一方で、守備が比較的安定していた第4節川崎戦や第5節神戸戦の前半(最終的に4点取られたけど前半はほぼ完璧な出来だった)では、三浦弦太が右サイドバックに移り、代わりにCBには菅沼駿哉が入りました。菅沼は完全にストッパー、チャレンジタイプの役割を果たし、ヨングォンとやるべき仕事の棲み分けが出来ていた事が一時的に守備が安定した要因の一つではないでしょうか。
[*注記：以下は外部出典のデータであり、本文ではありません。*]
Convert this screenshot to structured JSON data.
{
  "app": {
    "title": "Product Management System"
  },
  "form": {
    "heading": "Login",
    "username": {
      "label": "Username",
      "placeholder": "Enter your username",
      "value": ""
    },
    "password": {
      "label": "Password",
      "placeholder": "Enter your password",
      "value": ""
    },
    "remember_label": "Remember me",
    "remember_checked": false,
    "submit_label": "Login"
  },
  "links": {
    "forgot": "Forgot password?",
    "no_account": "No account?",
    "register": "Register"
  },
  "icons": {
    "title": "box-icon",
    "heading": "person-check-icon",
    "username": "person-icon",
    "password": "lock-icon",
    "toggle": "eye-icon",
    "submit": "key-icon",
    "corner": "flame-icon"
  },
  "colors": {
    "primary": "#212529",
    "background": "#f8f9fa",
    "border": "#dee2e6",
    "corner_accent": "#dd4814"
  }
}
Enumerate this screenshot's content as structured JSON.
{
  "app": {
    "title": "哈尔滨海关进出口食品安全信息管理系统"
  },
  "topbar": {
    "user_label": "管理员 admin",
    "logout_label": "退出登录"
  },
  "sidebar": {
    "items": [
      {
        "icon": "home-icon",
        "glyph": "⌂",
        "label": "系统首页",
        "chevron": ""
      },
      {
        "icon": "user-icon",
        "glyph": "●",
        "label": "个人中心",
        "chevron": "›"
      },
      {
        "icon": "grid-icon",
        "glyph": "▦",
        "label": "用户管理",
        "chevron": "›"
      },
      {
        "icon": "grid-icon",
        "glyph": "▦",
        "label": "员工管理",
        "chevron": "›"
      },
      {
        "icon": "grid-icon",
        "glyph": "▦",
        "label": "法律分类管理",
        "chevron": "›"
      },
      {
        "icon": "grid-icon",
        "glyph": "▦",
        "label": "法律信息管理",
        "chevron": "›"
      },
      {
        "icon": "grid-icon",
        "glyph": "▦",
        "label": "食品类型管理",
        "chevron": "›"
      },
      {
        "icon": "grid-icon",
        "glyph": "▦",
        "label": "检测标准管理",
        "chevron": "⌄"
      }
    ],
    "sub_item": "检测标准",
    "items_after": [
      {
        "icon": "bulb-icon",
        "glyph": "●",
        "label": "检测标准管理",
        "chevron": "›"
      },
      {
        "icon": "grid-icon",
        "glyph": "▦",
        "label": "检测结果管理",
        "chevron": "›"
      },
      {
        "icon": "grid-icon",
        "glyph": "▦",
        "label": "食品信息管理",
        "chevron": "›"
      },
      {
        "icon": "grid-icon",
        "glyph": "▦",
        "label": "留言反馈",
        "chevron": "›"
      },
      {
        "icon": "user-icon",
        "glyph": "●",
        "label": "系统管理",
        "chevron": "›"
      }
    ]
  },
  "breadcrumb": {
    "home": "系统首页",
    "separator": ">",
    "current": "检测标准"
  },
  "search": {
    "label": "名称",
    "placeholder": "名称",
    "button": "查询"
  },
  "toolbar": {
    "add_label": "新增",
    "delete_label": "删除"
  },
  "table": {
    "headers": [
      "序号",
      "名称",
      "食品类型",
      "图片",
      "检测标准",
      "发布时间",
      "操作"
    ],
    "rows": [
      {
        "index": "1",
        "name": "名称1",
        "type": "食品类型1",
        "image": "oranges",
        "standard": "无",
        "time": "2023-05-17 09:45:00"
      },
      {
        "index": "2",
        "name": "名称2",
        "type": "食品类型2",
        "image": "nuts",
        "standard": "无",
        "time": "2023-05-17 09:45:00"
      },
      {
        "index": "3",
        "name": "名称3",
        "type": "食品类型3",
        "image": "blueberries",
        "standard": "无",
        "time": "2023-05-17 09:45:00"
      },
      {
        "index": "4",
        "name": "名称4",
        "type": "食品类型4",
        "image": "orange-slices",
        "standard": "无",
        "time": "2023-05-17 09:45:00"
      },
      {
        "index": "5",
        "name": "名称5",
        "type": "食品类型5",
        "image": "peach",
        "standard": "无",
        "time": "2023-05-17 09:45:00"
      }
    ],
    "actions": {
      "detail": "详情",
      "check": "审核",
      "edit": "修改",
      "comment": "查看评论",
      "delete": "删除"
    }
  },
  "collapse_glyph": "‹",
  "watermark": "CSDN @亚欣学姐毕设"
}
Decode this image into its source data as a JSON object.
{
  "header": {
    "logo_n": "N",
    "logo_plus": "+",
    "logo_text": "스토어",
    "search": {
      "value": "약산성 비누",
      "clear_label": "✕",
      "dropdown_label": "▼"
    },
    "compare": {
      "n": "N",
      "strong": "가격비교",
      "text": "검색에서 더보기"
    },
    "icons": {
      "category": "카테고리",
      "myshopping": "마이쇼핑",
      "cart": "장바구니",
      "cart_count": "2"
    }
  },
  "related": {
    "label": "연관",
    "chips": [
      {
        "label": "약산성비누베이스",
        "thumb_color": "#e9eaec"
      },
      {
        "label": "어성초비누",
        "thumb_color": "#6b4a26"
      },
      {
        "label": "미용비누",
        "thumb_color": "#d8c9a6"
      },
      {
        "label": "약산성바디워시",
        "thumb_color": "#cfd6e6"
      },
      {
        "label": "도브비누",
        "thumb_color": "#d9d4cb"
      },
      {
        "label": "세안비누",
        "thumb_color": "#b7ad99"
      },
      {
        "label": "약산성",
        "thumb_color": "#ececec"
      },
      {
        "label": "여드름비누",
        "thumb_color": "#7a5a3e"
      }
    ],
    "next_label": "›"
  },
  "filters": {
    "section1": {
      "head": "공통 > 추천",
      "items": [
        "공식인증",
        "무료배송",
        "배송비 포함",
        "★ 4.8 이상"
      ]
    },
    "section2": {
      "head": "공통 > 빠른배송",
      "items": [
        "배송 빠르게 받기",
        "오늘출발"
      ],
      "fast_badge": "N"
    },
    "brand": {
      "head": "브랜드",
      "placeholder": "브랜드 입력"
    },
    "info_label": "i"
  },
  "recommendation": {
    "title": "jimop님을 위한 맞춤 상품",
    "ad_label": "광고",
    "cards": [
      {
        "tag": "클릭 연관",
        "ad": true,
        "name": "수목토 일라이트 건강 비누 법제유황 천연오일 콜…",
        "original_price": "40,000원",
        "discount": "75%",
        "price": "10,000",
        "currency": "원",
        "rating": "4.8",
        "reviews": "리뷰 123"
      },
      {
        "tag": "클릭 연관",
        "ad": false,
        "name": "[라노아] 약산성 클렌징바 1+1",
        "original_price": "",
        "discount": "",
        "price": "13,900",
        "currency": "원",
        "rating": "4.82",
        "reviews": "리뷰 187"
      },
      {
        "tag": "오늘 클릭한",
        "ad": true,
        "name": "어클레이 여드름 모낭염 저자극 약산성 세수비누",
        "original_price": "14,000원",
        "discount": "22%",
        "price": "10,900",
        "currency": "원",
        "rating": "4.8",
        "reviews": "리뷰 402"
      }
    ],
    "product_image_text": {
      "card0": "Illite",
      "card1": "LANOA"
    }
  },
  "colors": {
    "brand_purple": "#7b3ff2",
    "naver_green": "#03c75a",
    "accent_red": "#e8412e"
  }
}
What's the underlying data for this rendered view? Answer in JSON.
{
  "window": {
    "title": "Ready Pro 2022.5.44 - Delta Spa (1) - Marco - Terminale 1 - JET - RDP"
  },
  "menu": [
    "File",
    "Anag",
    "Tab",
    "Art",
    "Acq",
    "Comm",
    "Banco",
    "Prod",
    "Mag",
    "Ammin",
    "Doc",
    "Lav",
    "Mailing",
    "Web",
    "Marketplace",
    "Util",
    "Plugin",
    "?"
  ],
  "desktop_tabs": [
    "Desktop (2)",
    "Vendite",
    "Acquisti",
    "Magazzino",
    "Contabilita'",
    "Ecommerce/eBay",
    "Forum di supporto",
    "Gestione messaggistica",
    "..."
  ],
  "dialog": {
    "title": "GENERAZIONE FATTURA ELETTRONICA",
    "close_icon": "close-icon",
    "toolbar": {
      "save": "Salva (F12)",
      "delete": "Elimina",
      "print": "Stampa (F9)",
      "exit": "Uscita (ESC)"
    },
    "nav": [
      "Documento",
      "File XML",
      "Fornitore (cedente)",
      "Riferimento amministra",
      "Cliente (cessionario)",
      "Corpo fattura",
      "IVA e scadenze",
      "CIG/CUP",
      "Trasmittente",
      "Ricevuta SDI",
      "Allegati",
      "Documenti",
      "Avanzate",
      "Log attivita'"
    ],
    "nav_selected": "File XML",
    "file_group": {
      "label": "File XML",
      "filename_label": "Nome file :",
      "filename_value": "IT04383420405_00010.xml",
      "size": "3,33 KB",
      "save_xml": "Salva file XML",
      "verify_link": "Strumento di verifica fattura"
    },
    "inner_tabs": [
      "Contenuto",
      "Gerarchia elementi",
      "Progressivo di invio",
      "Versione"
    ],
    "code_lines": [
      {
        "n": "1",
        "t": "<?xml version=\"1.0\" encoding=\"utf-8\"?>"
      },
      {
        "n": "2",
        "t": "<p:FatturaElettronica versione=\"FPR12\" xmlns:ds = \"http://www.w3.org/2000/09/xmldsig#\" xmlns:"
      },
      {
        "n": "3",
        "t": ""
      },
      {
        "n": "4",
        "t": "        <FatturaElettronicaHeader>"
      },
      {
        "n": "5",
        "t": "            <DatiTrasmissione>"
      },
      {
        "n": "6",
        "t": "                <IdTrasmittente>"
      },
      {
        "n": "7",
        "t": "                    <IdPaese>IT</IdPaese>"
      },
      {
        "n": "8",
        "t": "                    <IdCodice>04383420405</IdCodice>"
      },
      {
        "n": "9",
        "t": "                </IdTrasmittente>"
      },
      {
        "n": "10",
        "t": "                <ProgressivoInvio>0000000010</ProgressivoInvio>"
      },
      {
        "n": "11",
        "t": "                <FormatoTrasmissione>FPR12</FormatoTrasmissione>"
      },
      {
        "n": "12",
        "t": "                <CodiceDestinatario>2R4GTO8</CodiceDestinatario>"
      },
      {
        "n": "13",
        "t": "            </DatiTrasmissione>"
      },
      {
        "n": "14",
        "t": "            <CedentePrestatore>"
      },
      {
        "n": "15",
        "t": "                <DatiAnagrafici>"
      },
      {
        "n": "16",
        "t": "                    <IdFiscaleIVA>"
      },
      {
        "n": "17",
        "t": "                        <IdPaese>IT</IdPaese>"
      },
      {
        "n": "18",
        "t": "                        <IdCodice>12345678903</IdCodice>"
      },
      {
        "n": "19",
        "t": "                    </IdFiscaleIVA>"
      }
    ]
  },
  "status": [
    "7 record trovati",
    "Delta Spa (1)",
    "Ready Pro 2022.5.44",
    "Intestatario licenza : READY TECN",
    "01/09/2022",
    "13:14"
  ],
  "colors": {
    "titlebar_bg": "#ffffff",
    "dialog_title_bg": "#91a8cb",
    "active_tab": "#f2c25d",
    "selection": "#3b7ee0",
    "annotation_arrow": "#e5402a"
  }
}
ヨングォンの能力には疑いの余地は無いですし、まだ本領発揮には至らずとも随所に能力の高さを見せているところもあります。とはいえ連携面ではまだ上手くいっていない様子で、これにはヨングォンが韓国代表としてアジアカップに参加していた事からガンバの1次キャンプに参加出来ず、合流してから1ヶ月も経たないうちに開幕を迎えてしまった事も理由かもしれません。ある程度長くCBコンビを組むようになると、連携や意思疎通がスムーズになって試合の場面ごとにチャレンジとカバーを入れ替える事も出来るのでしょうが、連携面でまだそこには達せていないヨングォンにとっては菅沼と組んで分業がハッキリしている方がやりやすいのでしょう。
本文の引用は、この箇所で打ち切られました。